A state agency decided to build a machine-learning model to help inform the care decisions of a vulnerable population. The model required a wide range of inputs—from demographics to health. Much of this data was of poor quality and in a suboptimal format. The agency conducted a systematic assessment of the required data by digesting paper-based data and made targeted investments to improve data quality and enrich existing data sets. It also generated the analytics model to improve outcomes.
5. Govern and execute
The last step is for agencies to establish a governance framework covering stewardship, security, quality, and metadata. This need not immediately be an exhaustive list of rules, controls, and aspirations for data maturation. Still, it is crucial to define how data sets in different environments will be stewarded by business owners, how their quality will be increased, and how they will be made accessible and usable by other agencies.
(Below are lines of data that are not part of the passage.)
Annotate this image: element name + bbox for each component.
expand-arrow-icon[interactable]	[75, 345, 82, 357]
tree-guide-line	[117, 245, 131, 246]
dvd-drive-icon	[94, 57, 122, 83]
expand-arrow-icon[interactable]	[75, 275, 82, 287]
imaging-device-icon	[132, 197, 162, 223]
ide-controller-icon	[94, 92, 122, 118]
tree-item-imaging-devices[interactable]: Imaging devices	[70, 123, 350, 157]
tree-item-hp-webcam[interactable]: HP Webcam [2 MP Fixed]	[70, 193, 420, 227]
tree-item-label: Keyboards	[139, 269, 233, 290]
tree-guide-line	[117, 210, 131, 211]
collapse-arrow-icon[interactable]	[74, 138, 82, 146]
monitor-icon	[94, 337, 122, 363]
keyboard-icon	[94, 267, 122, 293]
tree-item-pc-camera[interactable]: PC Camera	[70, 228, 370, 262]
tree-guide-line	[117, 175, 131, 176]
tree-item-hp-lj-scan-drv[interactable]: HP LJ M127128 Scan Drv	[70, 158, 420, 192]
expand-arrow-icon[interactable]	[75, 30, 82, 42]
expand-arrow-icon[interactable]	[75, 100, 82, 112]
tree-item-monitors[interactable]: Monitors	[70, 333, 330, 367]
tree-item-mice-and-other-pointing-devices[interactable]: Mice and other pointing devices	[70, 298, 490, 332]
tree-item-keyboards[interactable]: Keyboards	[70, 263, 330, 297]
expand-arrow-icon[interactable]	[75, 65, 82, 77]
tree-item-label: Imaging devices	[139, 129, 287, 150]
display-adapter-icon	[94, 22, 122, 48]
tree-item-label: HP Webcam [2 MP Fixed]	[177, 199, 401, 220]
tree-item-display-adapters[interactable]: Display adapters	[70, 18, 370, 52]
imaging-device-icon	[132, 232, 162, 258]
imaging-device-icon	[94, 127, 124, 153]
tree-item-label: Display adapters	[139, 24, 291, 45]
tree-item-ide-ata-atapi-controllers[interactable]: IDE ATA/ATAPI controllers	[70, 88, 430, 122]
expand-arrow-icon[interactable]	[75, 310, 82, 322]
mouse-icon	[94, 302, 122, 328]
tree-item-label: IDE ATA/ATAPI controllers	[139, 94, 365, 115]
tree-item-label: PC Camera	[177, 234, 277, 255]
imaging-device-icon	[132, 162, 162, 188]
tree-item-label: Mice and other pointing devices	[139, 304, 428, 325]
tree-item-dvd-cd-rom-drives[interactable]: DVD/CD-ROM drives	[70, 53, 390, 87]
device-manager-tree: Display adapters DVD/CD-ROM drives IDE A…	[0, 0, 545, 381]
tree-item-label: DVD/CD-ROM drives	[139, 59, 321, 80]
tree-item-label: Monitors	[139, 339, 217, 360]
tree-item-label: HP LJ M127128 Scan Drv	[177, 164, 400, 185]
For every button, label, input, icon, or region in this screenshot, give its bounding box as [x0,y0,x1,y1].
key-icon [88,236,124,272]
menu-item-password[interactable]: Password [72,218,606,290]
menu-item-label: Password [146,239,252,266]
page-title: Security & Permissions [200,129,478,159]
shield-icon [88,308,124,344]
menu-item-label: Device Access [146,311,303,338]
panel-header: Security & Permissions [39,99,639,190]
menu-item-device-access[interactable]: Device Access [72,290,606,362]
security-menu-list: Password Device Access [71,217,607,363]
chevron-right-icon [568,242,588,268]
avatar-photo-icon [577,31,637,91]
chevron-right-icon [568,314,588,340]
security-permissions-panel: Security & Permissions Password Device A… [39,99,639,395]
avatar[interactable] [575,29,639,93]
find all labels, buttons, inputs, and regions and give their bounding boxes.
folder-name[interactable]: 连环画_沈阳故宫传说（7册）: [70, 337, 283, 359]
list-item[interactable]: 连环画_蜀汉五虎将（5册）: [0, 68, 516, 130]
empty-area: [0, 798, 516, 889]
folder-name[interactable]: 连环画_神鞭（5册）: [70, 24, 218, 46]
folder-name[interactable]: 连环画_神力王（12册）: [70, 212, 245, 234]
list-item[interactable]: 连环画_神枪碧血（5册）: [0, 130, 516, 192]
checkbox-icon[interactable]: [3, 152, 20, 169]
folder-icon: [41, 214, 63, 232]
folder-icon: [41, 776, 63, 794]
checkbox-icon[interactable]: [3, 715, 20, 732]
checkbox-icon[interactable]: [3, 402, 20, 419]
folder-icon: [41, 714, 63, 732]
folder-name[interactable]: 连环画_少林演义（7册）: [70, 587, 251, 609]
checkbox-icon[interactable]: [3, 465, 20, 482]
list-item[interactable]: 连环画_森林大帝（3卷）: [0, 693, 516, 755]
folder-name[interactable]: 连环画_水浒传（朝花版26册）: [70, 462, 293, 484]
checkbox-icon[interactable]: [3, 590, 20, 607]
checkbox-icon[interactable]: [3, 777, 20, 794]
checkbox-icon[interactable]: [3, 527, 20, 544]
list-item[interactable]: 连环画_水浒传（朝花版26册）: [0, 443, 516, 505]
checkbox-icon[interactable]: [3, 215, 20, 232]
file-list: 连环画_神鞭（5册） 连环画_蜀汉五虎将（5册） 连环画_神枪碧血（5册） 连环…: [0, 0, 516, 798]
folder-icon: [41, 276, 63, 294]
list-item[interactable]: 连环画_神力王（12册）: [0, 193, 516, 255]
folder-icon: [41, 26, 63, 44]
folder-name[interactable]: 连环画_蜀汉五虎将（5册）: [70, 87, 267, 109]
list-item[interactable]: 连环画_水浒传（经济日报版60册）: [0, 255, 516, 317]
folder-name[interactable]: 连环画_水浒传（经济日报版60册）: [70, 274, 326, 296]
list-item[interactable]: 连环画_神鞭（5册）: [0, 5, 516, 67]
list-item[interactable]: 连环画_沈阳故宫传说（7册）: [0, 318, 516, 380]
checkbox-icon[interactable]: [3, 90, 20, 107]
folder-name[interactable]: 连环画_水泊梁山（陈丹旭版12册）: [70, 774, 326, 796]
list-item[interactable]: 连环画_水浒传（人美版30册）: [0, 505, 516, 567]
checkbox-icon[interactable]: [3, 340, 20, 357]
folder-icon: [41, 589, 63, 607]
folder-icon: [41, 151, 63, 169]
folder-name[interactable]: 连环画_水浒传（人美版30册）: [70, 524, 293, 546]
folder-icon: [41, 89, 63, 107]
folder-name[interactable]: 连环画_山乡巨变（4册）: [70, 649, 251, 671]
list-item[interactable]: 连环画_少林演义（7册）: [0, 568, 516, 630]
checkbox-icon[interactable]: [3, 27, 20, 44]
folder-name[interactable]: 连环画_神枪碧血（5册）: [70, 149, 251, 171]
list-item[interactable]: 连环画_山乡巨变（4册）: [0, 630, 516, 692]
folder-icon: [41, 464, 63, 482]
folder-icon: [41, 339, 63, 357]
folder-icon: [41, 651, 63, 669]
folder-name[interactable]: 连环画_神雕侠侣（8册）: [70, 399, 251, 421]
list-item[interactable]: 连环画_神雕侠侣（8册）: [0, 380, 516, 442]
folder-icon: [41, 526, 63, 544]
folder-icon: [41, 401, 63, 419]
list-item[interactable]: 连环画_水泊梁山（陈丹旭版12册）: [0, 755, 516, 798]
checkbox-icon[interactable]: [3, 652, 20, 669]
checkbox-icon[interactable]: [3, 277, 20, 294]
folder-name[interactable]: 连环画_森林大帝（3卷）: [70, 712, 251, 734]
Many security governance issues may already be met by keeping data in a compliant environment or accredited container, but agencies still need to pinpoint any rules that remain unaddressed. Finally, they should determine required controls based on standard frameworks—for example, the National Institute of Standards and Technology—and best practices from leading security organizations. One large governmental agency was struggling with the security and sharing requirements for its more than 150 data sources and specialized applications. It did not have agency-level security procedures tailored for such a complex, role-based environment where dozens of combinations of roles and restrictions could exist. To resolve this issue, leaders developed a comprehensive enterprise data strategy with use case–level security requirements, dramatically simplifying the target architecture and application stack. The agency is currently executing a multiyear implementation road map.
These important governance and security responsibilities must be paired with a strong bias toward impact. Most public-sector agencies have found that legacy waterfall-development life cycles and certification and accreditation processes are incompatible with AI projects. Agile approaches to development—from scrum-based methods of leading development efforts to fully mature DevSecOps approaches to continuous delivery—are central to ensuring that process and culture are also AI ready. While this change is often slow, decelerated by risk-averse cultures and long-established policies, it is a critical element in AI success stories.
By adopting a mission-based data strategy, governments can avoid many common roadblocks and immediately focus their technical talent, knowledge, and limited budgets on the subset of data needed for prioritized use cases. This strategy avoids creating data and tool capabilities without a plan. The iterative process—translating mission priorities into requirements and data engineering tasks, generating AI-ready data, and translating data into insights—keeps investments focused and maximizes their impact.